Feminist science and technology studies have since refuted this understanding. Technologies in general, and even more so for AI-based machines controlled by learning algorithms, are to be understood as highly dynamic human-machine assemblages that constantly “adjust” to each other in the interaction process and generate socio-material agency as a whole. The complexity of such structures, which are anything but “value-neutral” and transparent in their actions and make it difficult to attribute responsibility, has already become apparent in the practice of targeted killings in the so-called drone war. Instead of analyzing the problem, interested parties are now propagating the guiding principle of explainable and responsible AI.

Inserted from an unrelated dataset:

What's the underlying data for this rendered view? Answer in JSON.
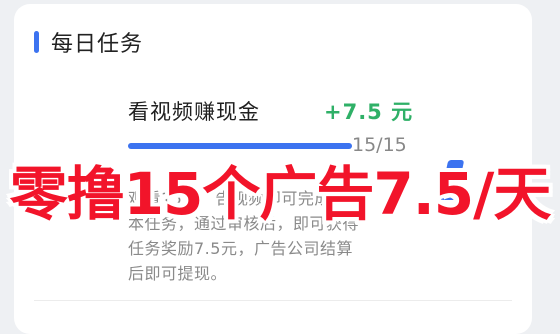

This also applies to the highly automated European multi-national Future Combat Air System (FCAS) project. How human control and responsibility are to be ensured here can be illustrated by looking at the so-called Ethical AI Demonstrator. The analysis of a screenshot of the human-machine interface with a corresponding scenario illustrates key problems – from the trade-off between human responsibility and the effectiveness of the AWS to the lack of traceability of system performance and human bias towards system recommendations (“automation bias”). Without forgoing the acceleration benefits of automation, both the attribution of responsibility and the entire construct of effective human control do not appear feasible.